Submitted by sharer Lisa Shaftel

This is a green cooked salsa that will keep for a while in the refrigerator, and can be canned without any loss of color for flavor.  Use only fresh ingredients— it’s worth it!  This is great with tortilla chips, but it’s also great on roast pork or chicken, and on shrimp.  It can be served with cold shrimp as an alternative to red cocktail sauce.  I list the minimum amount of jalapeño chili to give it the flavor and a little kick.  If you like hot salsa, use more jalapeño and include the seeds.

 

Makes 2 ½ cups

 

1 pound fresh tomatillos (about 9 organic, 8 non-organic)

1 cup cold water

4 fresh garlic cloves

a 1 ½ inch piece of fresh jalapeño chili pepper, seeded

½ a medium size yellow onion

2 cups fresh cilantro leaves

1/8 cup light vegetable oil (do not use olive oil)

1 ½ teaspoons salt

1 teaspoon sugar

2 tablespoons masa harina (corn flour)

Remove the paper skin from the tomatillos and wash them in cold water.  Cook the tomatillos in a pot of 4 quarts of simmering water for 20 minutes.  Don’t boil them because they will fall apart.  Drain the tomatillos, and put them in a food processor with the metal knife, with 1 cup cold water, the garlic, jalapeño, onion, and cilantro.  Process until even, small bits.

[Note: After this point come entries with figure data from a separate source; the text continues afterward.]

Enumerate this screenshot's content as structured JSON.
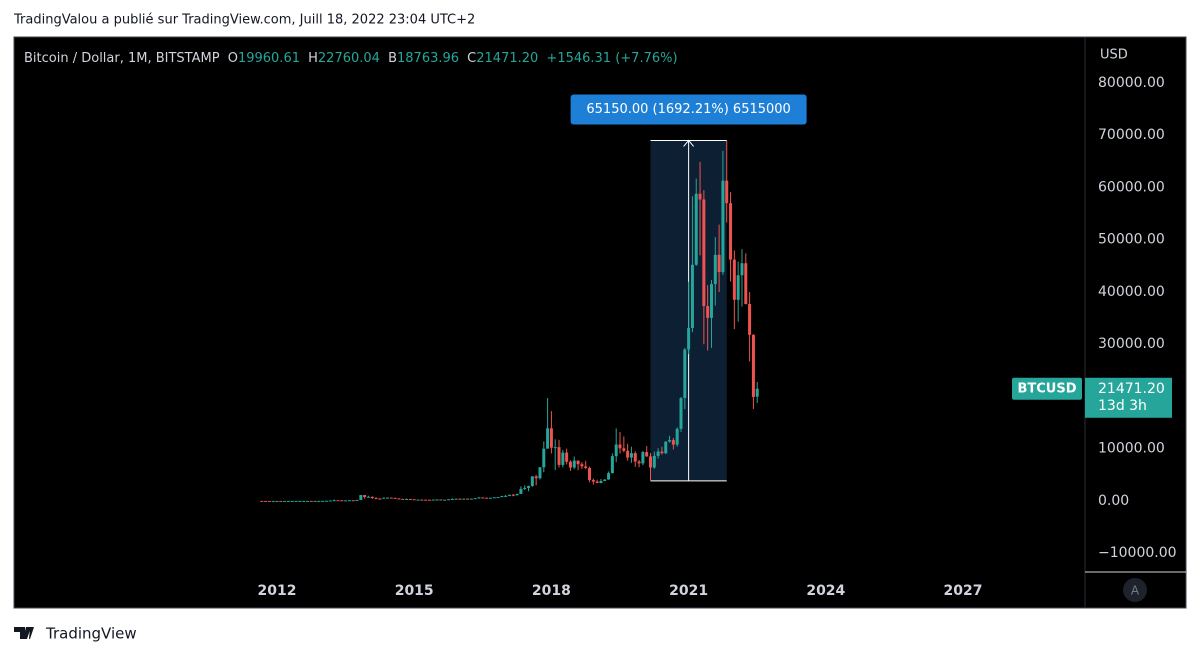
{
  "header": "TradingValou a publié sur TradingView.com, Juill 18, 2022 23:04 UTC+2",
  "footer": "TradingView",
  "legend": {
    "symbol": "Bitcoin / Dollar, 1M, BITSTAMP",
    "o_label": "O",
    "o": "19960.61",
    "h_label": "H",
    "h": "22760.04",
    "b_label": "B",
    "b": "18763.96",
    "c_label": "C",
    "c": "21471.20",
    "change": "+1546.31 (+7.76%)"
  },
  "auto_button": "A",
  "chart_data": {
    "type": "candlestick",
    "currency": "USD",
    "x": [
      "2011-09",
      "2011-10",
      "2011-11",
      "2011-12",
      "2012-01",
      "2012-02",
      "2012-03",
      "2012-04",
      "2012-05",
      "2012-06",
      "2012-07",
      "2012-08",
      "2012-09",
      "2012-10",
      "2012-11",
      "2012-12",
      "2013-01",
      "2013-02",
      "2013-03",
      "2013-04",
      "2013-05",
      "2013-06",
      "2013-07",
      "2013-08",
      "2013-09",
      "2013-10",
      "2013-11",
      "2013-12",
      "2014-01",
      "2014-02",
      "2014-03",
      "2014-04",
      "2014-05",
      "2014-06",
      "2014-07",
      "2014-08",
      "2014-09",
      "2014-10",
      "2014-11",
      "2014-12",
      "2015-01",
      "2015-02",
      "2015-03",
      "2015-04",
      "2015-05",
      "2015-06",
      "2015-07",
      "2015-08",
      "2015-09",
      "2015-10",
      "2015-11",
      "2015-12",
      "2016-01",
      "2016-02",
      "2016-03",
      "2016-04",
      "2016-05",
      "2016-06",
      "2016-07",
      "2016-08",
      "2016-09",
      "2016-10",
      "2016-11",
      "2016-12",
      "2017-01",
      "2017-02",
      "2017-03",
      "2017-04",
      "2017-05",
      "2017-06",
      "2017-07",
      "2017-08",
      "2017-09",
      "2017-10",
      "2017-11",
      "2017-12",
      "2018-01",
      "2018-02",
      "2018-03",
      "2018-04",
      "2018-05",
      "2018-06",
      "2018-07",
      "2018-08",
      "2018-09",
      "2018-10",
      "2018-11",
      "2018-12",
      "2019-01",
      "2019-02",
      "2019-03",
      "2019-04",
      "2019-05",
      "2019-06",
      "2019-07",
      "2019-08",
      "2019-09",
      "2019-10",
      "2019-11",
      "2019-12",
      "2020-01",
      "2020-02",
      "2020-03",
      "2020-04",
      "2020-05",
      "2020-06",
      "2020-07",
      "2020-08",
      "2020-09",
      "2020-10",
      "2020-11",
      "2020-12",
      "2021-01",
      "2021-02",
      "2021-03",
      "2021-04",
      "2021-05",
      "2021-06",
      "2021-07",
      "2021-08",
      "2021-09",
      "2021-10",
      "2021-11",
      "2021-12",
      "2022-01",
      "2022-02",
      "2022-03",
      "2022-04",
      "2022-05",
      "2022-06",
      "2022-07"
    ],
    "series": [
      {
        "name": "BTCUSD",
        "up_color": "#26a69a",
        "down_color": "#ef5350",
        "open": [
          8,
          5,
          3.2,
          3,
          4.7,
          5.5,
          4.9,
          4.9,
          5,
          5.1,
          6.7,
          9.3,
          10,
          12.4,
          11.2,
          12.6,
          13.5,
          20,
          33,
          93,
          139,
          129,
          97,
          106,
          135,
          127,
          198,
          1130,
          750,
          800,
          550,
          450,
          445,
          630,
          640,
          590,
          480,
          390,
          340,
          378,
          320,
          220,
          255,
          245,
          235,
          230,
          265,
          285,
          230,
          237,
          315,
          378,
          430,
          370,
          437,
          416,
          448,
          530,
          670,
          620,
          575,
          610,
          700,
          740,
          960,
          970,
          1190,
          1080,
          1350,
          2300,
          2500,
          2870,
          4700,
          4340,
          6450,
          10000,
          13900,
          10200,
          10300,
          6900,
          9250,
          7500,
          6400,
          7730,
          7030,
          6630,
          6320,
          4000,
          3700,
          3440,
          3820,
          4100,
          5320,
          8570,
          10800,
          10080,
          9600,
          8300,
          9150,
          7540,
          7190,
          9350,
          8520,
          6410,
          8630,
          9450,
          9140,
          11350,
          11650,
          10780,
          13800,
          19700,
          28990,
          33100,
          45200,
          58800,
          57700,
          37300,
          35040,
          41500,
          47100,
          43800,
          61300,
          57000,
          46200,
          38500,
          43200,
          45500,
          37700,
          31800,
          19960.61
        ],
        "high": [
          8.5,
          5.2,
          3.5,
          4.9,
          7.4,
          6.2,
          5.4,
          5.4,
          5.2,
          7,
          9.5,
          16,
          12.5,
          12.6,
          12.8,
          13.8,
          21,
          34,
          95,
          266,
          139,
          129,
          111,
          136,
          140,
          214,
          1163,
          1150,
          1000,
          860,
          700,
          540,
          630,
          680,
          650,
          600,
          505,
          415,
          455,
          385,
          320,
          265,
          300,
          260,
          245,
          270,
          318,
          285,
          245,
          330,
          500,
          465,
          460,
          445,
          440,
          465,
          545,
          770,
          690,
          630,
          610,
          715,
          755,
          970,
          1150,
          1200,
          1330,
          1350,
          2790,
          2980,
          2920,
          4750,
          5000,
          6470,
          11400,
          19700,
          17200,
          11800,
          11700,
          9750,
          10000,
          7780,
          8500,
          7150,
          7420,
          7680,
          6580,
          4300,
          4070,
          4200,
          4160,
          5640,
          9100,
          13880,
          13200,
          12350,
          10950,
          10380,
          9510,
          7850,
          9590,
          10500,
          9180,
          9460,
          10080,
          10380,
          11440,
          12470,
          12070,
          14100,
          19900,
          29300,
          41950,
          58350,
          61700,
          64900,
          59500,
          41300,
          42300,
          50500,
          52900,
          67000,
          69000,
          59100,
          47950,
          45800,
          48200,
          47400,
          40000,
          31900,
          22760.04
        ],
        "low": [
          4.8,
          2.2,
          2,
          2.8,
          4.6,
          4.3,
          4.5,
          4.7,
          4.9,
          5.1,
          6.5,
          7,
          10,
          9.9,
          10,
          12.5,
          13.3,
          19.5,
          33,
          50,
          111,
          88,
          65,
          102,
          115,
          104,
          194,
          456,
          740,
          400,
          440,
          340,
          420,
          560,
          580,
          440,
          375,
          275,
          320,
          310,
          165,
          210,
          240,
          215,
          230,
          225,
          260,
          200,
          227,
          235,
          310,
          350,
          350,
          365,
          400,
          410,
          440,
          530,
          475,
          560,
          590,
          600,
          690,
          740,
          750,
          920,
          890,
          1060,
          1340,
          2100,
          1850,
          2700,
          2980,
          4100,
          5500,
          10800,
          9100,
          5900,
          6420,
          6440,
          7000,
          5760,
          6080,
          5880,
          6100,
          6080,
          3590,
          3120,
          3400,
          3380,
          3860,
          4060,
          5300,
          7450,
          9060,
          9320,
          7700,
          7300,
          6530,
          6450,
          6850,
          8450,
          3850,
          6150,
          8120,
          8900,
          8970,
          11170,
          9850,
          10380,
          13210,
          17580,
          28100,
          32300,
          45000,
          47000,
          30000,
          28800,
          29300,
          37400,
          40000,
          43300,
          53300,
          42000,
          32900,
          34300,
          37200,
          37600,
          26700,
          17600,
          18763.96
        ],
        "close": [
          5,
          3.2,
          3,
          4.7,
          5.5,
          4.9,
          4.9,
          5,
          5.1,
          6.7,
          9.3,
          10,
          12.4,
          11.2,
          12.6,
          13.5,
          20,
          33,
          93,
          139,
          129,
          97,
          106,
          135,
          127,
          198,
          1130,
          750,
          800,
          550,
          450,
          445,
          630,
          640,
          590,
          480,
          390,
          340,
          378,
          320,
          220,
          255,
          245,
          235,
          230,
          265,
          285,
          230,
          237,
          315,
          378,
          430,
          370,
          437,
          416,
          448,
          530,
          670,
          620,
          575,
          610,
          700,
          740,
          960,
          970,
          1190,
          1080,
          1350,
          2300,
          2500,
          2870,
          4700,
          4340,
          6450,
          10000,
          13900,
          10200,
          10300,
          6900,
          9250,
          7500,
          6400,
          7730,
          7030,
          6630,
          6320,
          4000,
          3700,
          3440,
          3820,
          4100,
          5320,
          8570,
          10800,
          10080,
          9600,
          8300,
          9150,
          7540,
          7190,
          9350,
          8520,
          6410,
          8630,
          9450,
          9140,
          11350,
          11650,
          10780,
          13800,
          19700,
          28990,
          33100,
          45200,
          58800,
          57700,
          37300,
          35040,
          41500,
          47100,
          43800,
          61300,
          57000,
          46200,
          38500,
          43200,
          45500,
          37700,
          31800,
          19900,
          21471.2
        ]
      }
    ],
    "xlim": [
      "2006-04",
      "2029-09"
    ],
    "xticks": [
      "2012",
      "2015",
      "2018",
      "2021",
      "2024",
      "2027"
    ],
    "ylim": [
      -13600,
      88800
    ],
    "yticks": [
      {
        "value": -10000,
        "label": "−10000.00"
      },
      {
        "value": 0,
        "label": "0.00"
      },
      {
        "value": 10000,
        "label": "10000.00"
      },
      {
        "value": 20000,
        "label": "20000.00"
      },
      {
        "value": 30000,
        "label": "30000.00"
      },
      {
        "value": 40000,
        "label": "40000.00"
      },
      {
        "value": 50000,
        "label": "50000.00"
      },
      {
        "value": 60000,
        "label": "60000.00"
      },
      {
        "value": 70000,
        "label": "70000.00"
      },
      {
        "value": 80000,
        "label": "80000.00"
      }
    ],
    "price_label": {
      "value": 21471.2,
      "label": "21471.20",
      "countdown": "13d 3h"
    },
    "measure": {
      "label": "65150.00 (1692.21%) 6515000",
      "start": "2020-03",
      "end": "2021-11",
      "low": 3850,
      "high": 69000
    }
  }
}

Heat 1/8 cup vegetable oil in a deep saucepot, and pour the salsa into the hot oil.  Add salt & sugar, stir, lower the heat and simmer for 5 minutes.  Sprinkle in 2 tablespoons masa harina stirring constantly, and stir and cook for another few minutes until the sauce thickens.  Let it cool and refrigerate.

If you’re going to can it, pour it directly into clean mason or ball jars and process right away while it’s still hot.